Evil is not like a movie monster, working a particular town, hunting a particular group of people. It is large scale and overwhelming, along the lines of six million children under five dying every year of hunger. It is in our hearts, that hopelessness we feel at the mention of statistics such as this. It is why I hate going out alone at night (I’ve watched those true crime shows; I know all about kidnappers and burglars and serial rapists).

It is why, said the pope last summer, “Man lives in fear of the future, of emptiness, of suffering and annihilation.” It is us waiting around futilely for a hero to save the day.

I still watch movies that scare me.
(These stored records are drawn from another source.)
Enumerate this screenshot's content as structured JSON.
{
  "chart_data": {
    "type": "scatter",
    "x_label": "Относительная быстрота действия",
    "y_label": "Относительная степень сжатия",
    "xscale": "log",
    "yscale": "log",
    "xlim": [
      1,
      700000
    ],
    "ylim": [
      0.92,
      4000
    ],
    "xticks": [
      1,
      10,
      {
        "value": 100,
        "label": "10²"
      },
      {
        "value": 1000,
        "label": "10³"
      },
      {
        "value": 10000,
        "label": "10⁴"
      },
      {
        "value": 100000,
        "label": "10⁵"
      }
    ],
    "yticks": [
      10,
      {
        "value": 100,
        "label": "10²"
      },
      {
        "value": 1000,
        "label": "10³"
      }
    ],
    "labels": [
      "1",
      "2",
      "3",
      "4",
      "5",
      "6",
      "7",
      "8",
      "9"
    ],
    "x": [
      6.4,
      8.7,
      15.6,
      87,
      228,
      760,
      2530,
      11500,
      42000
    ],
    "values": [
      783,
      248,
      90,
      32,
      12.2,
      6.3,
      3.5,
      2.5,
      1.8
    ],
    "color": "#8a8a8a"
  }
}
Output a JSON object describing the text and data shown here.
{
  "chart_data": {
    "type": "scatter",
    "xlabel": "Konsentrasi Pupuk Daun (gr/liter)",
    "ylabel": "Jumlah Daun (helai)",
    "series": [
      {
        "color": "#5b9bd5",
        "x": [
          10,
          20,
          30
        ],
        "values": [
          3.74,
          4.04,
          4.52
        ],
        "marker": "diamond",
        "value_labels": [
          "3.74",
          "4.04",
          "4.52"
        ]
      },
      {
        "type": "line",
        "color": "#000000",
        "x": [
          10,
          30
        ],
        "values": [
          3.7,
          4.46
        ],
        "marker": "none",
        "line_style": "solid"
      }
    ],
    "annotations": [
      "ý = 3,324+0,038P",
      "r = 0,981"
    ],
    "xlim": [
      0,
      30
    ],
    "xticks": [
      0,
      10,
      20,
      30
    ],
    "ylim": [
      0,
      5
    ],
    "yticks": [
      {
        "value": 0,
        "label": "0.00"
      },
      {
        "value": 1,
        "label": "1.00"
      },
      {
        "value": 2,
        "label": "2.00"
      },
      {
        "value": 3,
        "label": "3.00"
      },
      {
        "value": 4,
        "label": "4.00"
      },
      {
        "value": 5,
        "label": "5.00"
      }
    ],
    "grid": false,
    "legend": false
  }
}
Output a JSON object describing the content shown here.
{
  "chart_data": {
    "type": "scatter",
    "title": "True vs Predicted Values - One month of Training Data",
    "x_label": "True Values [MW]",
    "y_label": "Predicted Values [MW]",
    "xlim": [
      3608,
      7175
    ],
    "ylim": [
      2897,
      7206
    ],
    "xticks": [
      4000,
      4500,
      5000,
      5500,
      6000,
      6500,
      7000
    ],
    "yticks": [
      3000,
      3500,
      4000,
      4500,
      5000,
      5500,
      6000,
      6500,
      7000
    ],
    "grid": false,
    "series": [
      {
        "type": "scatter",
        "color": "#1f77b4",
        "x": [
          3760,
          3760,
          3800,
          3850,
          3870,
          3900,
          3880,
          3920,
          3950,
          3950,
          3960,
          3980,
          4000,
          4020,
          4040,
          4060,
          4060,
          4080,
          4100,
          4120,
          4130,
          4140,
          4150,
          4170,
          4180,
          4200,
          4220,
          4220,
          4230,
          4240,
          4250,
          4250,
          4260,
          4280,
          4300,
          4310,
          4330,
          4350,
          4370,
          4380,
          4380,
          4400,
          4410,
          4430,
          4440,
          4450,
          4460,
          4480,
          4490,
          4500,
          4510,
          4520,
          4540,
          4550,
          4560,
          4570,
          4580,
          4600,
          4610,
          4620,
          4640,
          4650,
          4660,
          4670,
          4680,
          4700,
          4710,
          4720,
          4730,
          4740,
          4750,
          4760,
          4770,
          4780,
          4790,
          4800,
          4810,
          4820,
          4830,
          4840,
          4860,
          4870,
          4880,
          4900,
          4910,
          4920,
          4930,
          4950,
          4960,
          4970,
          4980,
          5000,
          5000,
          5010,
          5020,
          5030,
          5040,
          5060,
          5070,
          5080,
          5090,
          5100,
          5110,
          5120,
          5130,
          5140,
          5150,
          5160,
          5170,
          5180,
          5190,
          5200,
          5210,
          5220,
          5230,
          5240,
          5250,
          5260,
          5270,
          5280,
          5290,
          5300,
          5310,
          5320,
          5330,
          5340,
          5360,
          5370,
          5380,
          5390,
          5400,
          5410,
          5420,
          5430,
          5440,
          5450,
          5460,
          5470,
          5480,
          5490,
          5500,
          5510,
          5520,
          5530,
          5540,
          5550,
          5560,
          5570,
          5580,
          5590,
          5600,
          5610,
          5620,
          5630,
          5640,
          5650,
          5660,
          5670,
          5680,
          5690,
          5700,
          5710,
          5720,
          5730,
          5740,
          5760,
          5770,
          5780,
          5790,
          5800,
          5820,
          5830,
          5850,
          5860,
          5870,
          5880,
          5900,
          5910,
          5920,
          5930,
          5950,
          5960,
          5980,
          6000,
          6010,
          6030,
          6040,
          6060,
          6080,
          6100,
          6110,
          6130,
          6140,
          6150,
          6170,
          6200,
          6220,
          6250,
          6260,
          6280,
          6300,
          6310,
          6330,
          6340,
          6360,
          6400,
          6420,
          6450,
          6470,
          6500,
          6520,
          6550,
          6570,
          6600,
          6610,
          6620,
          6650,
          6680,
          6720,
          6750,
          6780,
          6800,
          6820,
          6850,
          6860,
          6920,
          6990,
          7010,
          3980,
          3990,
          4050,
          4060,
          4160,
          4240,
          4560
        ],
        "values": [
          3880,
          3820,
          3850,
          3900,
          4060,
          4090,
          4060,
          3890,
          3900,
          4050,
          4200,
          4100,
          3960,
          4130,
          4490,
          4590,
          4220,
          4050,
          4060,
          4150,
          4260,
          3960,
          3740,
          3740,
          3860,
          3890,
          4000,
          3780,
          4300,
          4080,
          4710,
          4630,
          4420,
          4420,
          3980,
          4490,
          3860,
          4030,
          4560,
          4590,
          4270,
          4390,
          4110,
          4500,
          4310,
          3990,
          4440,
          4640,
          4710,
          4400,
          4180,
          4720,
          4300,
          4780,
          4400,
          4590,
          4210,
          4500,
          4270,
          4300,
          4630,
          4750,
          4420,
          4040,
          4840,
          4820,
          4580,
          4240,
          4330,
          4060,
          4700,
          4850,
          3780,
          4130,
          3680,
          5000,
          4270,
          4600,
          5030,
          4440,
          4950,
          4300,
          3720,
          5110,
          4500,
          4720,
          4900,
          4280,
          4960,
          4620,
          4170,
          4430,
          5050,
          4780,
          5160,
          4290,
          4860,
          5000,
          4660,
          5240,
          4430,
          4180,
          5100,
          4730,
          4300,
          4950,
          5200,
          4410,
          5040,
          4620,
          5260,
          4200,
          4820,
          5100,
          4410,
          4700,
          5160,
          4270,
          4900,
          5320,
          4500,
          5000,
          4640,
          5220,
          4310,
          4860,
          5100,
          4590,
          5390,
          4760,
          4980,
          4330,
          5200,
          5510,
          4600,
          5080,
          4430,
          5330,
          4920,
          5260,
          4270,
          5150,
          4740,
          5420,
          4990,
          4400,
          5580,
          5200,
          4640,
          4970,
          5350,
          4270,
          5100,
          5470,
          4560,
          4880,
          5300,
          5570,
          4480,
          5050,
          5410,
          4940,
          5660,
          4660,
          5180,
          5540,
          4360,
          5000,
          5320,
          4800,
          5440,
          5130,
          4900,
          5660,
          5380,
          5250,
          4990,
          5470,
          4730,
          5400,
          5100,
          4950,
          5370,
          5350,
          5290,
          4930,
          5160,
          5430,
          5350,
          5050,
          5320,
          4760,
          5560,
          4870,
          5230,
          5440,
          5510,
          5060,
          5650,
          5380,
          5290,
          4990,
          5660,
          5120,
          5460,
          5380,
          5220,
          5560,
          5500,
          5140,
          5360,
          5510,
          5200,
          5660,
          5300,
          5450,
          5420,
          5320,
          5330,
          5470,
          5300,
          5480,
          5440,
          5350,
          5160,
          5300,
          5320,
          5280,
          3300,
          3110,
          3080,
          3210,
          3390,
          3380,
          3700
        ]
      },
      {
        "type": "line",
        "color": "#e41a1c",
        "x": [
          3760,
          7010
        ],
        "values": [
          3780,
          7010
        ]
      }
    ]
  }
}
More recently, keeping me up at night, were the latest Hannibal Lecter installment and the hovering spaceships from last summer’s Signs. In these movies the number of victims was kept minimal and the forces of bad reigned for only a while. In Signs all it took for the good guys to win were a few coincidences and a shaky little bit of faith. It would be nice if real-life happy endings were so easy to come by.

Not that they’re impossible or that the bad guys can’t be beaten. I like to think it would just take a bit more effort than we’re probably used to giving. It would mean each of us turning to whatever shaky bit of faith we have and each of us casting ourselves as the hero instead of pushing the job off on somebody else.

Fortunately there’s a top-notch producer running the show. God is there to give us the strength, wisdom, and helpful coincidences we need as we go about saving the world from space aliens (well…), mass hunger, and the not-to-be-ignored powers of our own fears and despair.